How beautifully and admirably simple, with the aid of these discoveries, appears the process of nutrition in animals, the formation of their organs, in which vitality chiefly resides! Those vegetable principles, which in animals are used to form blood, contain the chief constituents of blood, fibrine and albumen, ready formed, as far as regards their composition. All plants, besides, contain a certain quantity of iron, which reappears in the colouring matter of the blood. Vegetable fibrine and animal fibrine, vegetable albumen and animal albumen, hardly differ, even in form; if these principles be wanting in the food, the nutrition of the animal is arrested; and when they are present, the graminivorous animal obtains in its food the very same principles on the presence of which the nutrition of the carnivora entirely depends.
Vegetables produce in their organism the blood of all animals, for the carnivora, in consuming the blood and flesh of the graminivora, consume, strictly speaking, only the vegetable principles which have served for the nutrition of the latter. Vegetable fibrine and albumen take the form in the stomach of the graminivorous animal as animal fibrine and albumen do in that of the carnivorous animal.
From what has been said, it follows that the development of the animal organism and its growth are dependent on the reception of certain principles identical with the chief constituents of blood.
In this sense we may say that the animal organism gives to the blood only its form; that it is incapable of creating blood out of other substances which do not already contain the chief constituents of that fluid. We cannot, indeed, maintain that the animal organism has no power to form other compounds, for we know that it is capable of producing an extensive series of compounds, differing in composition from the chief constituents of blood; but these last, which form the starting-point of the series, it cannot produce.

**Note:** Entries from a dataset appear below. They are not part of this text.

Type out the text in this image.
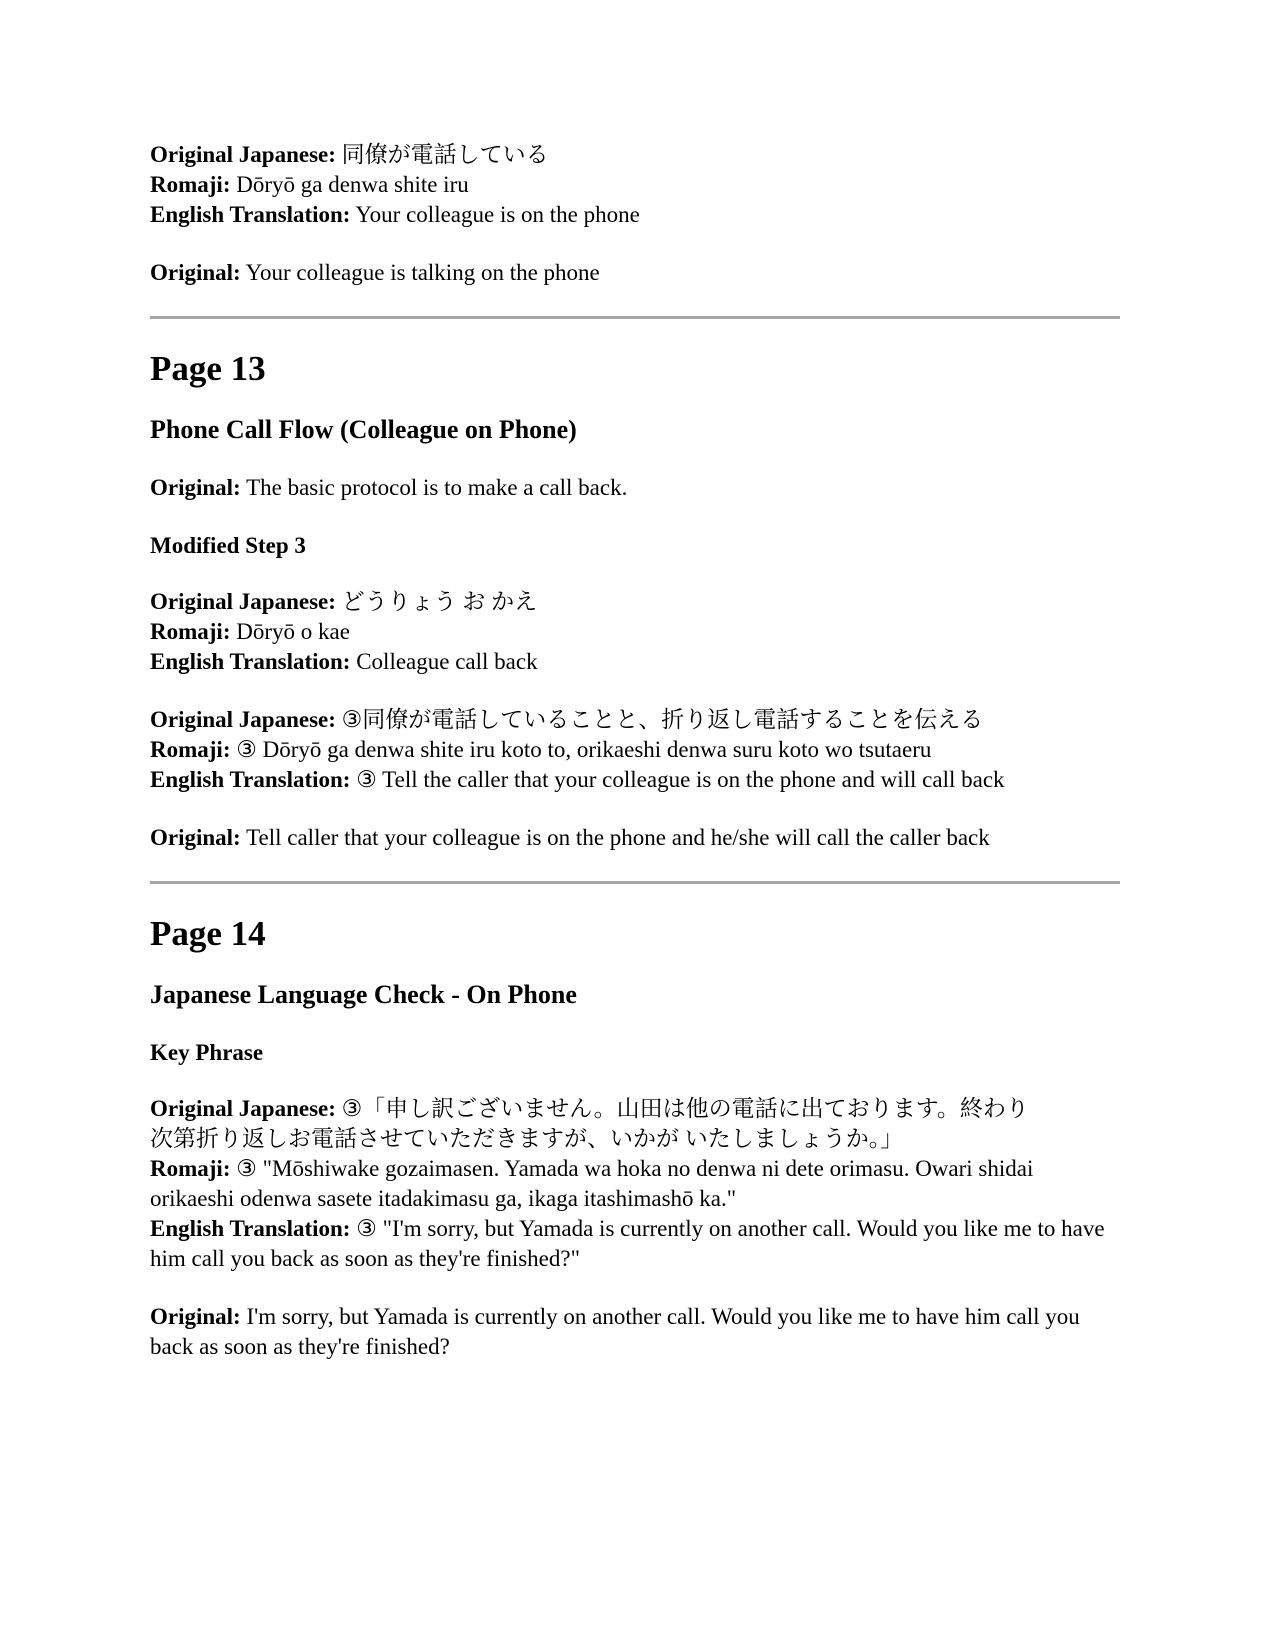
Original Japanese: 同僚が電話している

Romaji: Dōryō ga denwa shite iru

English Translation: Your colleague is on the phone

Original: Your colleague is talking on the phone

Page 13
Phone Call Flow (Colleague on Phone)

Original: The basic protocol is to make a call back.

Modified Step 3

Original Japanese: どうりょう お かえ

Romaji: Dōryō o kae

English Translation: Colleague call back

Original Japanese: ③同僚が電話していることと、折り返し電話することを伝える

Romaji: ③ Dōryō ga denwa shite iru koto to, orikaeshi denwa suru koto wo tsutaeru

English Translation: ③ Tell the caller that your colleague is on the phone and will call back

Original: Tell caller that your colleague is on the phone and he/she will call the caller back

Page 14
Japanese Language Check - On Phone
Key Phrase

Original Japanese: ③「申し訳ございません。山田は他の電話に出ております。終わり

次第折り返しお電話させていただきますが、いかが いたしましょうか。」

Romaji: ③ "Mōshiwake gozaimasen. Yamada wa hoka no denwa ni dete orimasu. Owari shidai orikaeshi odenwa sasete itadakimasu ga, ikaga itashimashō ka."

English Translation: ③ "I'm sorry, but Yamada is currently on another call. Would you like me to have him call you back as soon as they're finished?"

Original: I'm sorry, but Yamada is currently on another call. Would you like me to have him call you back as soon as they're finished?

The animal organism is a higher kind of vegetable, the development of which begins with those substances with the production of which the life of an ordinary vegetable ends. As soon as the latter has borne seed, it dies, or a period of its life comes to a termination.
In that endless series of compounds, which begins with carbonic acid, ammonia, and water, the sources of the nutrition of vegetables, and includes the most complex constituents of the animal brain, there is no blank, no interruption. The first substance capable of affording nutriment to animals is the last product of the creative energy of vegetables.
The substance of cellular tissue and of membranes, of the brain and nerves, these the vegetable cannot produce.
The seemingly miraculous in the productive agency of vegetables disappears in a great degree, when we reflect that the production of the constituents of blood cannot appear more surprising than the occurrence of the fat of beef and mutton in cocoa beans, of human fat in olive-oil, of the principal ingredient of butter in palm-oil, and of horse fat and train-oil in certain oily seeds.